16/03/2012 | By Gavriel Hollander
Councils could receive as little as £5,000 per home sold under right to buy reforms, thanks to huge discounts announced this week.
Earlier this week, the Communities and Local Government department
revealed that the maximum discount available to council tenants who wanted to buy their homes would be raised to £75,000, rather than £50,000 as had been widely expected.
However, the percentage of discounts available have remained the same, meaning tenants can get up to 70 per cent off the price of their homes.
‘The problem with the discount is that, in the north, it gives a selling price of £20,000 to £30,000 for a lot of homes,’ said Steve Partridge, director of financial policy at the Chartered Institute of Housing. ‘We are just giving them away at a time when we are asking local authorities to make the best use of their assets.’
Receipts from right to buy sales will be used by councils to help fund the building of one-for-one replacements. But with the Treasury claiming 75 per cent of the cash generated from sales, this could lead to homes being worth as little as £5,000 to councils – leading to fears they won’t be able to replace stock.
The CIH has previously called for variable discount rates across the country, depending on house prices, to ensure that sales generated sufficient receipts to allow councils to build replacement homes.
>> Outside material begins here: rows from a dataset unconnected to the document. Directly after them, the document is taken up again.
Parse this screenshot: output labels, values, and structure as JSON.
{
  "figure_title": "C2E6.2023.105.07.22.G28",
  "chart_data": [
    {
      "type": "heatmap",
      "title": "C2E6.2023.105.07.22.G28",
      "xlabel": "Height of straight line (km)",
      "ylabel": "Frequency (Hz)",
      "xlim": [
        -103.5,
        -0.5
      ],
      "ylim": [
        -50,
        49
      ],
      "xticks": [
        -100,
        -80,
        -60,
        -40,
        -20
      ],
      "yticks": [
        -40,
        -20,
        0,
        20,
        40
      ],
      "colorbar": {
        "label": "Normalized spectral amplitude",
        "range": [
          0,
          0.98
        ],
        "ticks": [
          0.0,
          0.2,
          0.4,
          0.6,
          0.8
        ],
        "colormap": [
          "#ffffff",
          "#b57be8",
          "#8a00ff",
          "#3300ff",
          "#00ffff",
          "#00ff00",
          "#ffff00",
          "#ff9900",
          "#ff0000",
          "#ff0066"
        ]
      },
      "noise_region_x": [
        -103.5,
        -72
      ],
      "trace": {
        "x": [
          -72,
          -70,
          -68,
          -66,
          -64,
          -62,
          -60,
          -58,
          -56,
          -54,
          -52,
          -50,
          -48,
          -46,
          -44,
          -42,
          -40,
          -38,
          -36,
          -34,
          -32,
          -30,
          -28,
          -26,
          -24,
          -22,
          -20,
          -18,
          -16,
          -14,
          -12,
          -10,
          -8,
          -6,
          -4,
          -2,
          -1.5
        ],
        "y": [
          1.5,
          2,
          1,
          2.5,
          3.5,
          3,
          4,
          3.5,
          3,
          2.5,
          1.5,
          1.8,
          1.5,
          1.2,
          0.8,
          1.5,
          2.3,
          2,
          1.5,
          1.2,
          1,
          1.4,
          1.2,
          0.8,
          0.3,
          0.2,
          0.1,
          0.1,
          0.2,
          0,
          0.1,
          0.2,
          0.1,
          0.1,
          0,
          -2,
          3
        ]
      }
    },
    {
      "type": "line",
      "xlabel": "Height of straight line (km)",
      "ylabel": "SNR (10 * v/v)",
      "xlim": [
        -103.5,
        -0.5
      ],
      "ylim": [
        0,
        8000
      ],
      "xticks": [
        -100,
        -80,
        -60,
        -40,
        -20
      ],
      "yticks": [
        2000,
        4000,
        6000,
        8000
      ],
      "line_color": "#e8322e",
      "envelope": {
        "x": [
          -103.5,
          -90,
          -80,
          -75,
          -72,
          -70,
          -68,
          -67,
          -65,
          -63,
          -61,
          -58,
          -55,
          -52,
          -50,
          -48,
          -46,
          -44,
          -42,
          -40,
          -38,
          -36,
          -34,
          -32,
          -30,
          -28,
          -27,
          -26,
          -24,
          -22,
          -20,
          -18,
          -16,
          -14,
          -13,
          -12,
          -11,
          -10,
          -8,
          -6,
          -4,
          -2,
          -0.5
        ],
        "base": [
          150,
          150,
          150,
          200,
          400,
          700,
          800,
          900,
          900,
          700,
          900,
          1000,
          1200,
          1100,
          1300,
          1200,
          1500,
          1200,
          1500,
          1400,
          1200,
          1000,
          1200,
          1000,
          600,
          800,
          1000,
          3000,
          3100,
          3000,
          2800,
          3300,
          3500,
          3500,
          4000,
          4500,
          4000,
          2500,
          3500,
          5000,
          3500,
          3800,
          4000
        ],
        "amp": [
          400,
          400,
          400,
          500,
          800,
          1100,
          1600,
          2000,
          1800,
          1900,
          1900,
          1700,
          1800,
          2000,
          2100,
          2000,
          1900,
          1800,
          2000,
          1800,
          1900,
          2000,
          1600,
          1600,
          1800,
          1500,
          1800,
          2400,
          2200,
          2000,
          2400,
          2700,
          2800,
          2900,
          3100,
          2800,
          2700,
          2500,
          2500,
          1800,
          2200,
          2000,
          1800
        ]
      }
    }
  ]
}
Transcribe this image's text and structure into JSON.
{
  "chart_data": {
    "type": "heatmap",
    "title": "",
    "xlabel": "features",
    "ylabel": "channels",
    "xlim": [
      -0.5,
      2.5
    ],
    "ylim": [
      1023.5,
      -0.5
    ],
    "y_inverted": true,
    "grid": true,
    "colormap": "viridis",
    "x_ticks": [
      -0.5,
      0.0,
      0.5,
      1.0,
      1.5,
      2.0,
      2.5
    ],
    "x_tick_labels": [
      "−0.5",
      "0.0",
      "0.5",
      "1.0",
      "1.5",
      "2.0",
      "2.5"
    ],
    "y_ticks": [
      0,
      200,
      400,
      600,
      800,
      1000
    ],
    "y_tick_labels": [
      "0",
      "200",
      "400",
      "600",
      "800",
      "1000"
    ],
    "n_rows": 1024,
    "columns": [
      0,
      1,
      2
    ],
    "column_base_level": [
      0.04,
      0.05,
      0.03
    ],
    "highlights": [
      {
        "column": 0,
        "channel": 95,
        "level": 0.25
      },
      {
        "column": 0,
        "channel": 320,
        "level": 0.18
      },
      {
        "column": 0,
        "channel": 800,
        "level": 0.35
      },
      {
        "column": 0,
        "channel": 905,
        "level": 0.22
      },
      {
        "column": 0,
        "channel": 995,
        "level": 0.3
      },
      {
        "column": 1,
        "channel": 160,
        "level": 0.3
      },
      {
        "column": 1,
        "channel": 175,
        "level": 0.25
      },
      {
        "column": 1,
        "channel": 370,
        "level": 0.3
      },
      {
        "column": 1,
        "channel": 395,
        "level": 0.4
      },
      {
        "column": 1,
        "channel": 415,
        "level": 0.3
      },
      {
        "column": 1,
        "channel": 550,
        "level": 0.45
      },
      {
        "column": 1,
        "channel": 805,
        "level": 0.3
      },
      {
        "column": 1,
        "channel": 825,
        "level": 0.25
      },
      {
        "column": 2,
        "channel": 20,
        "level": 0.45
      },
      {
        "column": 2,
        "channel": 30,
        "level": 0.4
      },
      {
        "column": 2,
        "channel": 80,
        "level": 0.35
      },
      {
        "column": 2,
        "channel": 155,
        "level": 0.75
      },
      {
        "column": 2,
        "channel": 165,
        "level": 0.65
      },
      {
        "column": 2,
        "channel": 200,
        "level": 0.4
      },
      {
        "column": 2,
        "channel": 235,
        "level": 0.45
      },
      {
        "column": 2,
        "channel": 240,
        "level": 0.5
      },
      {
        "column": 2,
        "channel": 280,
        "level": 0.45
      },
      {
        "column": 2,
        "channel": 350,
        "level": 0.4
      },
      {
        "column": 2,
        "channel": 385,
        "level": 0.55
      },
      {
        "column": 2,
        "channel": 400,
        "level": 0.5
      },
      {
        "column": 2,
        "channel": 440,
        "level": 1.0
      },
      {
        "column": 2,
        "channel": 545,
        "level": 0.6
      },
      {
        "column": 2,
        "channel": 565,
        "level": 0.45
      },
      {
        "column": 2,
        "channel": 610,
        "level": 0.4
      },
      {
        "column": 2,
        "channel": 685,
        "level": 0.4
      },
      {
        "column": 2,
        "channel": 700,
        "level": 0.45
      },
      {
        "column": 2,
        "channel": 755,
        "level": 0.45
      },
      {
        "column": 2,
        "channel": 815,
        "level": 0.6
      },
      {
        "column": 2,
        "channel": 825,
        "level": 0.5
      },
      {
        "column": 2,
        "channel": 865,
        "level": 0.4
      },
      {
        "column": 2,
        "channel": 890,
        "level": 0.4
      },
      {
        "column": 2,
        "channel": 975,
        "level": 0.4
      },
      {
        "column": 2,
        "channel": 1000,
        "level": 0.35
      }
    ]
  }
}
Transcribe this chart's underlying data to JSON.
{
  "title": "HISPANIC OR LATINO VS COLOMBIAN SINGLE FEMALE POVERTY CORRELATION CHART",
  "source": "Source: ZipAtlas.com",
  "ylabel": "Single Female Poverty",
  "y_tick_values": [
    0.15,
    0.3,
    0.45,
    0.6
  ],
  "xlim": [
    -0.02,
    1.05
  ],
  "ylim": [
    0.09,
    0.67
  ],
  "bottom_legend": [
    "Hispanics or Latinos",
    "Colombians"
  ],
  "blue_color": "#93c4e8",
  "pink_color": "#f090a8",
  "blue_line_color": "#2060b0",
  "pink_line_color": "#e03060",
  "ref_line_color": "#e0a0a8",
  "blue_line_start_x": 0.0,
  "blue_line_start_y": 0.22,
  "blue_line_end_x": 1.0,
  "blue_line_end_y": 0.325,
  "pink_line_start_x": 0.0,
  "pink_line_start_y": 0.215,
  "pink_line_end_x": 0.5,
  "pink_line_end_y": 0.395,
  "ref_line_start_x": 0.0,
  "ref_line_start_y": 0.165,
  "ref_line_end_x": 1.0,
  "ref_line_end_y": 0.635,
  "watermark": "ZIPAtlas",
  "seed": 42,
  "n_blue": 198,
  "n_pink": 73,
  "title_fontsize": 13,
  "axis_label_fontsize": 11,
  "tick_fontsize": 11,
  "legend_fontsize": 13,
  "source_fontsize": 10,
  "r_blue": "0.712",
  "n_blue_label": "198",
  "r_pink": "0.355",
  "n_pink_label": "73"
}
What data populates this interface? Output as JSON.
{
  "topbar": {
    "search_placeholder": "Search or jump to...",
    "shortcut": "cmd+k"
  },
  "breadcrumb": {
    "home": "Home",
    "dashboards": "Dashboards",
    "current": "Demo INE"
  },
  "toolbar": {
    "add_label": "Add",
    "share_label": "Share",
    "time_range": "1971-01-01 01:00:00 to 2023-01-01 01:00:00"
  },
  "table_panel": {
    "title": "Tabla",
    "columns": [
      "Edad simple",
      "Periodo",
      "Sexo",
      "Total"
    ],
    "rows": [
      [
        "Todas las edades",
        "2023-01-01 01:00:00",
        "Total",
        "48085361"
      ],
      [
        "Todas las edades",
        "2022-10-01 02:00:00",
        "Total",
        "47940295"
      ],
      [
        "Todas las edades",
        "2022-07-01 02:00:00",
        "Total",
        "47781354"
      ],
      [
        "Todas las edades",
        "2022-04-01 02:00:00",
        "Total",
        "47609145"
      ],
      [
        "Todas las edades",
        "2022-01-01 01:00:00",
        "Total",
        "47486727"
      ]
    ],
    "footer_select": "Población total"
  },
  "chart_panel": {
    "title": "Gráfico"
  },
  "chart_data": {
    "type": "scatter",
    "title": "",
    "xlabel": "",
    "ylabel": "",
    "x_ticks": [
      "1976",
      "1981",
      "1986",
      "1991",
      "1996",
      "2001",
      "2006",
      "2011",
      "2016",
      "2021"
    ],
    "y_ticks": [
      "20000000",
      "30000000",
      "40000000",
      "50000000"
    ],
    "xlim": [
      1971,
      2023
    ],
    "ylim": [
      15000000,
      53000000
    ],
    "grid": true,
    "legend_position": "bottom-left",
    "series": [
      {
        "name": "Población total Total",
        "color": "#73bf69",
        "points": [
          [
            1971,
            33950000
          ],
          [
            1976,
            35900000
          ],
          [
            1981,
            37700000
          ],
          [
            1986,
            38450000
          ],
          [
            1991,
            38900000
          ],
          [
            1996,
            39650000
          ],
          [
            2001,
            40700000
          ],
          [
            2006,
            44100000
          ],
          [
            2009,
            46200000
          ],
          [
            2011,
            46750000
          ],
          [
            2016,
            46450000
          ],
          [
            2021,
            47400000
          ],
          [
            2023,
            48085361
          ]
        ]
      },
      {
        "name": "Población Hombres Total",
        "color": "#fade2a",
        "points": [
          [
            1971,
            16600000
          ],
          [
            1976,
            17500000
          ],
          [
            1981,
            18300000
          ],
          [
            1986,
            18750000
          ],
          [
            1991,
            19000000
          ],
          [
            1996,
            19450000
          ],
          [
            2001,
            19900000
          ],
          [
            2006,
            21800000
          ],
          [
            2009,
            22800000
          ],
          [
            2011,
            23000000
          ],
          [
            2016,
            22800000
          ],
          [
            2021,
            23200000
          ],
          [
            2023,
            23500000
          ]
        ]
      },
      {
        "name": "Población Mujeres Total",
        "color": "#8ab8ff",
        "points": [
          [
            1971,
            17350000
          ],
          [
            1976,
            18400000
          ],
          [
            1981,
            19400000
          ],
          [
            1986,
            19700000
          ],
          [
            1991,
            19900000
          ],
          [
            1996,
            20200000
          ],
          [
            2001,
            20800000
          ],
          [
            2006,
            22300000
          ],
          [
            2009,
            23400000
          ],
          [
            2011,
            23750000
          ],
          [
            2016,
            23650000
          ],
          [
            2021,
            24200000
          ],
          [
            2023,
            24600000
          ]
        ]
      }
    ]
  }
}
Grainia Long, chief executive of the CIH, said she was ‘still not convinced’ that right to buy would deliver these replacements. The Local Government Association’s Labour group called right to buy ‘a fire sale of community assets’.
‘The country is desperately short of social housing,’ said Tony Newman, the group’s housing spokesperson. ‘Instead of addressing the problem, the government is proposing to sell off valuable social homes at a discount.’
A spokesperson for the CLG acknowledged that receipts would not be enough to deliver replacement homes in some areas but said that the one-for-one target was a national one.